Frame from the film Dawn Breaks Behind the Eyes
Frame from the film Dawn Breaks Behind the Eyes

The roots of this picture sprout just from those times when Kopaka had to write essays – the childhood impression of a book found in the attic with a terrible torn cover was so strong that it passed through the years. Or it was composed on the fly as a good answer to the most obvious and expected question about sources of inspiration: “Seen in my deep childhood, the cover of a storybook with a woman in a nightgown changed my whole life, that’s how I learned about gothic horrors.”
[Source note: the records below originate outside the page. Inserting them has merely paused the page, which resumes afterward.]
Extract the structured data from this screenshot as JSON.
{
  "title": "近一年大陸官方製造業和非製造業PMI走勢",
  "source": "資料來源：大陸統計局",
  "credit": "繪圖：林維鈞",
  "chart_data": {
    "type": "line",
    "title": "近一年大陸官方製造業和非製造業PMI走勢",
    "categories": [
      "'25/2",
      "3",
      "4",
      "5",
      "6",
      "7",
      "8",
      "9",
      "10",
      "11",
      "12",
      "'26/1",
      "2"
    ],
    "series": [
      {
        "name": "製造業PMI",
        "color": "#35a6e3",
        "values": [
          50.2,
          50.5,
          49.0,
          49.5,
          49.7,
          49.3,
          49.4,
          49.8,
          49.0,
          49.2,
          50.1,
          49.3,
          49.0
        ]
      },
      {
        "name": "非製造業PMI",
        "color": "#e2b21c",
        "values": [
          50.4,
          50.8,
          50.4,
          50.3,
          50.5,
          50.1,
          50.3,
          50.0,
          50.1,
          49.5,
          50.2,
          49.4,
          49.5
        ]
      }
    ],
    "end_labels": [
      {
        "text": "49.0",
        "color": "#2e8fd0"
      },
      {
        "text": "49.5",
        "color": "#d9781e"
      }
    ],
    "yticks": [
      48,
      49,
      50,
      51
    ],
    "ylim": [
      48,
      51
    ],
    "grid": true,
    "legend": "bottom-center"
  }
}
In addition to directing, Kopaka is engaged in painting, one of his canvases, Everybody here wants you, even involved in the film, hangs in one of the living rooms of the castle. Before the release of the first feature film, Kopaka made clips, advertisements, campaign videos, short documentaries about where his own childhood went, in general, he obviously did not exist in a vacuum. And it is quite possible that, having closed numerous gestalts and paid tribute to everything that made him himself, he will go further and the following films will no longer be Frankensteins collected from other films, but at least a little touch, if not with the real world, then at least with human emotions. Or, on the contrary, they will become even more closed “things in themselves”, stop winking from the screen and be closer to a video essay than to traditional cinema. Both would be much more interesting than homage for the sake of homage, which Kopaka offered the viewer in 2022.